Der deutsche Neurowissenschaftler und Bestsellerautor Henning Beck schreibt Bücher mit Titeln wie „Besser denken“. Beim 48. Tourismusforum Tirol in Igls erklärte er, wie gefährlich Bequemlichkeit für erfolgreiche Unternehmen sein kann. Doch nicht nur Beck redete den Touristikern ins Gewissen.

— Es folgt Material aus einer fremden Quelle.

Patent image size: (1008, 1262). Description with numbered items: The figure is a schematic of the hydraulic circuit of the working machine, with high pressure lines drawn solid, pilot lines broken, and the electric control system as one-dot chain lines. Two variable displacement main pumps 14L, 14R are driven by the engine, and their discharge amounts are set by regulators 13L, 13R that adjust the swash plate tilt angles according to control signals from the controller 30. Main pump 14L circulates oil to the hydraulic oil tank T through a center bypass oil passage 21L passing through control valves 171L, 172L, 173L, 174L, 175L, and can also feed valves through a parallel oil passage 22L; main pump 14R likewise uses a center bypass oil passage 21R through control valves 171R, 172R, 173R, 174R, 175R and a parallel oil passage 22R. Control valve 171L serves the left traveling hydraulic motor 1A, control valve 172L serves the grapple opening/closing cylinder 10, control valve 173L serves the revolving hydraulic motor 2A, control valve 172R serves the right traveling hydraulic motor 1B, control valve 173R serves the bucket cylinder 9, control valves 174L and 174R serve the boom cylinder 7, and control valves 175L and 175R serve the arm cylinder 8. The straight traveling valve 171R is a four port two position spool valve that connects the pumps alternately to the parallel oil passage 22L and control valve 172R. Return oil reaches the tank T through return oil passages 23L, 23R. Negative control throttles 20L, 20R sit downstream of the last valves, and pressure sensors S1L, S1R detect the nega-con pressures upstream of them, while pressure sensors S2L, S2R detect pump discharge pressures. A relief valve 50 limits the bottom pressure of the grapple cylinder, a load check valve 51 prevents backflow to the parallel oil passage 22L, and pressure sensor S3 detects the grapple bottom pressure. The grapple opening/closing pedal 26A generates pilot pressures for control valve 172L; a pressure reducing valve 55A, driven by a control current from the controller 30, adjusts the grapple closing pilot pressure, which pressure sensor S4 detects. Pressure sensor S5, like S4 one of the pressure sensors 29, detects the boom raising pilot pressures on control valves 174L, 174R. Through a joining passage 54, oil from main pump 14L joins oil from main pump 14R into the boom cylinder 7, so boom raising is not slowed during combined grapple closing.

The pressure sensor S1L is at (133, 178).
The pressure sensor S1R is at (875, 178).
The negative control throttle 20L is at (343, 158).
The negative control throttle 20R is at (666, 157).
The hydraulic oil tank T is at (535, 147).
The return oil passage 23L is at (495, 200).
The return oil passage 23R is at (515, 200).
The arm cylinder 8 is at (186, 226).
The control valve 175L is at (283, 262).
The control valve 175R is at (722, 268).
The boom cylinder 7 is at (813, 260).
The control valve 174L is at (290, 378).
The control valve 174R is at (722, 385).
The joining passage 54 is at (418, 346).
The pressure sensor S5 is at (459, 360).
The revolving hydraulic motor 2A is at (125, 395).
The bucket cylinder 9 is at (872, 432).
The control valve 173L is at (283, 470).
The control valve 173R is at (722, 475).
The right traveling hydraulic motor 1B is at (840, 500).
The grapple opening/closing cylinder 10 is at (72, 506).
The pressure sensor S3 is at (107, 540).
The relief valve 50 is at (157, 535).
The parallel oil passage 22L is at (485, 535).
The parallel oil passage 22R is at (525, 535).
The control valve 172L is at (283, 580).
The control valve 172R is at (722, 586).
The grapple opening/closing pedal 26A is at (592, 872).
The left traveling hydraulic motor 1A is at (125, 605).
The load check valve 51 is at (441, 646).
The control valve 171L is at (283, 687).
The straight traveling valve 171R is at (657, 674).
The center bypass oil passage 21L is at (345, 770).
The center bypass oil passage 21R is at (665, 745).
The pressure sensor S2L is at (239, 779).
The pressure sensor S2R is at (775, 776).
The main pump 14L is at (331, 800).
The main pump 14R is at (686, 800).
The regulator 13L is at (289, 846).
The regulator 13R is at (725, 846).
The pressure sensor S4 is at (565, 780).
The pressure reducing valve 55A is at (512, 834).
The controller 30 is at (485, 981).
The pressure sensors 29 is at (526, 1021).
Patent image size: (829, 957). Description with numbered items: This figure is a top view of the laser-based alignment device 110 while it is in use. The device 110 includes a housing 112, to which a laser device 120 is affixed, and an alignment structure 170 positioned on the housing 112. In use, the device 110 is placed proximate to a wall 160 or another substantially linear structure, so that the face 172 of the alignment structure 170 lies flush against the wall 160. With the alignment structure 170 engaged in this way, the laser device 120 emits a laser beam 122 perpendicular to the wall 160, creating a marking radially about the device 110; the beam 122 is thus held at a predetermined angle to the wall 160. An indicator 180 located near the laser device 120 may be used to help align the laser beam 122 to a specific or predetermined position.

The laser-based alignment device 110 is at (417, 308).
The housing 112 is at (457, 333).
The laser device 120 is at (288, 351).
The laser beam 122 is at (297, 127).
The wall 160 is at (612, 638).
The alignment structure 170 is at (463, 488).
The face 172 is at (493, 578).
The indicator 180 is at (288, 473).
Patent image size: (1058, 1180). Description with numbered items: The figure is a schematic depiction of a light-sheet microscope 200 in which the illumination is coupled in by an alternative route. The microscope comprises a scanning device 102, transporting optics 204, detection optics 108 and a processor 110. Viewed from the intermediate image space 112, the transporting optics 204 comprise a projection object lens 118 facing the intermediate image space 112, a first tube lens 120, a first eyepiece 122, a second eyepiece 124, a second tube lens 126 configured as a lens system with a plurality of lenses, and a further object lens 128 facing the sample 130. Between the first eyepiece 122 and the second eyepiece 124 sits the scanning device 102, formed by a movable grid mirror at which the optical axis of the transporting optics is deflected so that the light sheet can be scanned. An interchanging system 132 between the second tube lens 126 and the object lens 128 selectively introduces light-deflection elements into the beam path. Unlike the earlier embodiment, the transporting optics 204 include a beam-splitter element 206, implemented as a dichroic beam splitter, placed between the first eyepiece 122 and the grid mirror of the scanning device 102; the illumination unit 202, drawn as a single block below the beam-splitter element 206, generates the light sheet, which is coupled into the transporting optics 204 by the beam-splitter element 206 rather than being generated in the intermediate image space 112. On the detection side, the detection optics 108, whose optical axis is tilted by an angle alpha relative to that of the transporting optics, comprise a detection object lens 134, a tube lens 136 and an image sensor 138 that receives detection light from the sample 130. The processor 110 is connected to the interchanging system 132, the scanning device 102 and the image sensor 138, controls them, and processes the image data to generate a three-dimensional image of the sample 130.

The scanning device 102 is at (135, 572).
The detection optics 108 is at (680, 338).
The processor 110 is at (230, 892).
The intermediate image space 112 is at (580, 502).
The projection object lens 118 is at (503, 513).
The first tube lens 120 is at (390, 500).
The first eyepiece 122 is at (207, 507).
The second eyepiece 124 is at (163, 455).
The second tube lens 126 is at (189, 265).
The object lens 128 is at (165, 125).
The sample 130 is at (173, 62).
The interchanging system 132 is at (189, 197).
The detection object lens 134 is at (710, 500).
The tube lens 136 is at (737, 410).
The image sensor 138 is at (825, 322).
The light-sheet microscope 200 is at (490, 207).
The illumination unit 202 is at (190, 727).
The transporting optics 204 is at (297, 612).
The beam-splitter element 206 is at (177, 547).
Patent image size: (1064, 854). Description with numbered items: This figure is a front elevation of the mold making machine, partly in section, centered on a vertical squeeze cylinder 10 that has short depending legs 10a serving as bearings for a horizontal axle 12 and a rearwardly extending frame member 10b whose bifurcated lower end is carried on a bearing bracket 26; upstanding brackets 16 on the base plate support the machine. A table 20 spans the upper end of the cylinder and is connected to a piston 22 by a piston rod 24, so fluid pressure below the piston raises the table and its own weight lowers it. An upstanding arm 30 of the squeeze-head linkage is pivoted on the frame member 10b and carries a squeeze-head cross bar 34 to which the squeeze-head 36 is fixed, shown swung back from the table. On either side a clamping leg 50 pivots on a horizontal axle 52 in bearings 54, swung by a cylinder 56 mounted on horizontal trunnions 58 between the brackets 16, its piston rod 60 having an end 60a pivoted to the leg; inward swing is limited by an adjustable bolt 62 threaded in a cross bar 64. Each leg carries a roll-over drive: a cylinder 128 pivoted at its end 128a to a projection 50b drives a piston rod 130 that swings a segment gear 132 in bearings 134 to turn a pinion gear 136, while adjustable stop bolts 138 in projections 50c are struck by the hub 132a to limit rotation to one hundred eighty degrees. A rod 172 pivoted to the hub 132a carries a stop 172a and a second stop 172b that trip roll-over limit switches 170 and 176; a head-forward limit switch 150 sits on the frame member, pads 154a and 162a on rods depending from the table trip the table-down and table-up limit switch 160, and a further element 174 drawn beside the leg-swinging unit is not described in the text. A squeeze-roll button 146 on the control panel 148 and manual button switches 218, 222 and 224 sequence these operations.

Mit 50 Millionen Nächtigungen und 13 Millionen Urlaubern jedes Jahr ist der Tiroler Tourismus eine große Nummer. „Ein Zugpferd in Österreich“, meint LH Anton Mattle selbstbewusst. Was er noch beim Tiroler Tourismusforum im Congresspark Igls sagte: „Lassen Sie uns nicht immer über Overtourism sprechen, sondern auch mal stolz sein, wenn es da und dort einen Instagram-Hotspot gibt. Diese Eindrücke sind unser Kapital.“
„Skigebietszusammenschlüsse, wo es Sinn macht“
Es lag dann an Tourismus-LR Mario Gerber, die Innovationsfreude des Tourismus zu loben und vor Verhinderungspolitik zu warnen: „Wir müssen wieder Dinge ermöglichen, auch Skigebietszusammenschlüsse, wo sie Sinn ergeben.“ Die Geschäftsführerin der Tirol Werbung Karin Seiler forderte die TVB-Verantwortlichen schließlich auf, mehr zusammenzuarbeiten und nicht mehr nur in zwei Saisonen zu denken. Vor allem März und April würden als Wintermonate zur Zitterpartie: „Wir müssen umdenken, sonst verlieren wir.“
Nicht Produkt, sondern Idee dahinter begeistert
Als Gastredner sprach Neurowissenschaftler und Autor Henning Beck schließlich über den Mut, Neues zu wagen: „Dafür müssen wir Denkmuster durchbrechen.“ In Zeiten des Umbruchs würden Champions gemacht, „weil sie sich trauen, neu zu denken und die Strategie zu ändern“. Nicht das Produkt, sondern die Idee dahinter sei das eigentlich Anziehende für Menschen. Beck nannte als Beispiel Sportmodenhersteller, die es verstehen, ein Wir-Gefühl der Kunden heraufzubeschwören oder Hotels mit persönlicher Note: „Nicht die neueste Ausstattung, sondern ein herzlicher und perfekter Service ist das, was besonders in Erinnerung bleibt.“ Service lasse sich nicht digitalisieren und schlechter Service könne das beste Hotel ruinieren.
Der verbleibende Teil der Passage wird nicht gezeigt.